Hmm. I probably should have broken this out as three posts rather than one after all. Sorry about that.
Discussions of DBMS performance are always odd, for starters because:
- Workloads and use cases vary greatly.
- In particular, benchmarks such as the YCSB or TPC-H aren’t very helpful.
- It’s common for databases or at least working sets to be entirely in RAM — but it’s not always required.
- Consistency and durability models vary. What’s more, in some systems — e.g. MongoDB — there’s considerable flexibility as to which model you use.
- In particular, there’s an increasingly common choice in which data is written synchronously to RAM on 2 or more servers, then asynchronously to disk on each of them. Performance in these cases can be quite different from when all writes need to be committed to disk. Of course, you need sufficient disk I/O to keep up, so SSDs (Solid-State Drives) can come in handy.
- Many workloads are inherently single node (replication aside). Others are not.
MongoDB and 10gen
I caught up with Ron Avnur at 10gen. Technical highlights included:
- MongoDB’s tunable consistency seems really interesting, with numerous choices available at the program-statement level.
- All rumored performance problems notwithstanding, Ron asserts that MongoDB often “kicks butt” in actual proof-of-concept (POC) bake-offs.
- Ron cites “12 different language bindings” as a key example of developer functionality giving 10gen an advantage vs. Ron’s previous employer MarkLogic.
- 10gen is working hard on management tools, security, and so on.
- Ron claims that the “MongoDB loses data” knock is a relic of the distant — i.e. 1-2 years ago — past.
- We had the same “Who needs joins?” discussion that I used to have with MarkLogic — Ron’s former company — and which MarkLogic has since disavowed.
- There’s nothing special about MongoDB’s b-tree indexes. (I mention that because Tokutek thinks it offers a faster MongoDB indexing option.)
While this wasn’t a numbers-oriented conversation, business highlights included:
- A lot of MongoDB’s competition is RDBMS — Oracle, SQL Server, MySQL, etc.
- MongoDB’s top NoSQL competitor is Cassandra. 10gen sees less Couchbase than before, and also less HBase than Cassandra.
- There’s yet another favorable MongoDB soft metric — 50,000 registrants for free online education, 2/3 outside the US.
I can add that anecdotal evidence from other industry participants suggests there’s a lot of MongoDB mindshare.
Specific traditional-enterprise use cases we discussed focused on combining data from heterogeneous systems. Specifically mentioned were:
- Reference data/360-degree customer view.
- Reference data about securities.
- Aggregation of analytic results from various analytic systems across an enterprise. (For risk management).
DBAs’ roles in development
A lot of marketing boils down to “We don’t need no stinking DBAs!!!” I’m thinking in particular of:
- Hadoop and/or exploratory BI* messaging that positions against the alleged badness of “traditional data warehousing”.
*See in particular the comments to that post.

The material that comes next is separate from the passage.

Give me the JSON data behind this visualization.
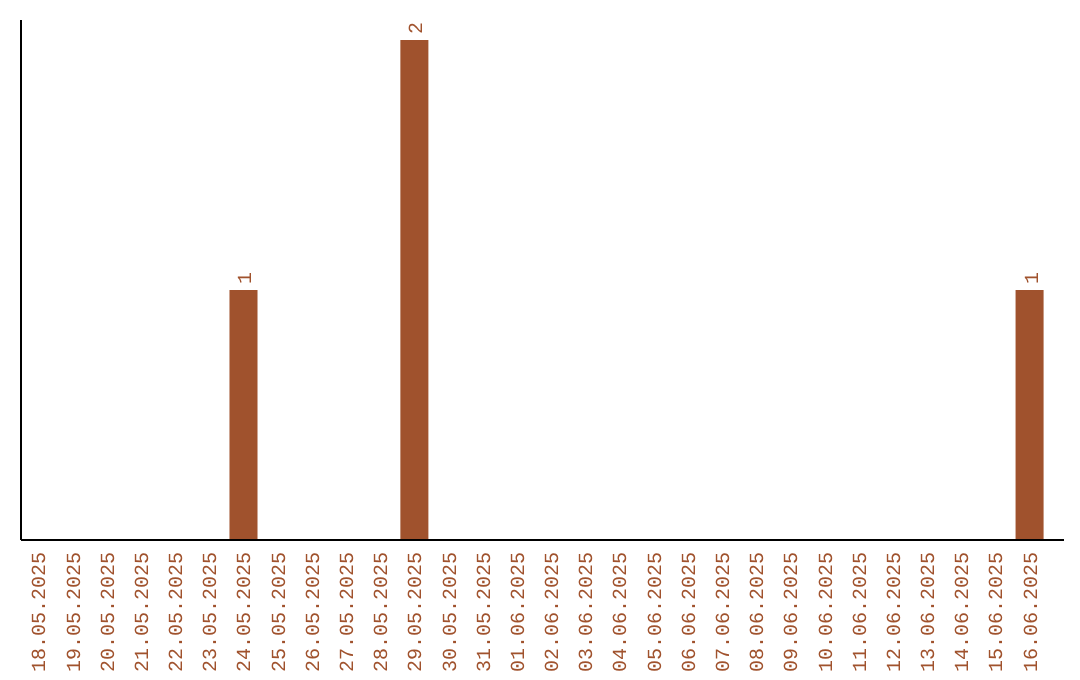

The worst-case data warehousing scenario is indeed pretty bad. It could feature:
- Much internal discussion and politicking to determine the One True Way to view various data fields, with …
- … lots of ongoing bureaucratic safeguards in the area of data governance.
- Long additional efforts in the area of performance tuning.
- Data integration projects up the wazoo.
But if the goal is just to grab some data from an existing data warehouse, perhaps add in some additional data from the outside, and start analyzing it — well, then there are many attempted solutions to that problem, including from within the analytic RDBMS world. The question is whether the data warehouse administrators try to help — which usually means “Here’s your data; now go away and stop bothering me!” — or whether they focus on “business prevention”.
Meanwhile, on the NoSQL side:
- The smart folks at WibiData felt the need for schema-definition tools over HBase.
- Per Ron Avnur, MongoDB users are clamoring for consistency-rule specification via an administrative (rather than programmatic) UI.
It’s the old loose-/tight-coupling trade-off. Traditional relational practices offer a clean interface between database and code, but bundle the database characteristics for different applications tightly together. NoSQL tends to tie the database for any one app tightly to that app, at the cost of difficulties if multiple applications later try to use the same data. Either can make sense, depending on (for example):
- How it seems natural to organize your development and data administration talent.
- Whether the app is likely to survive long enough that you’ll want to run many other applications against the same database.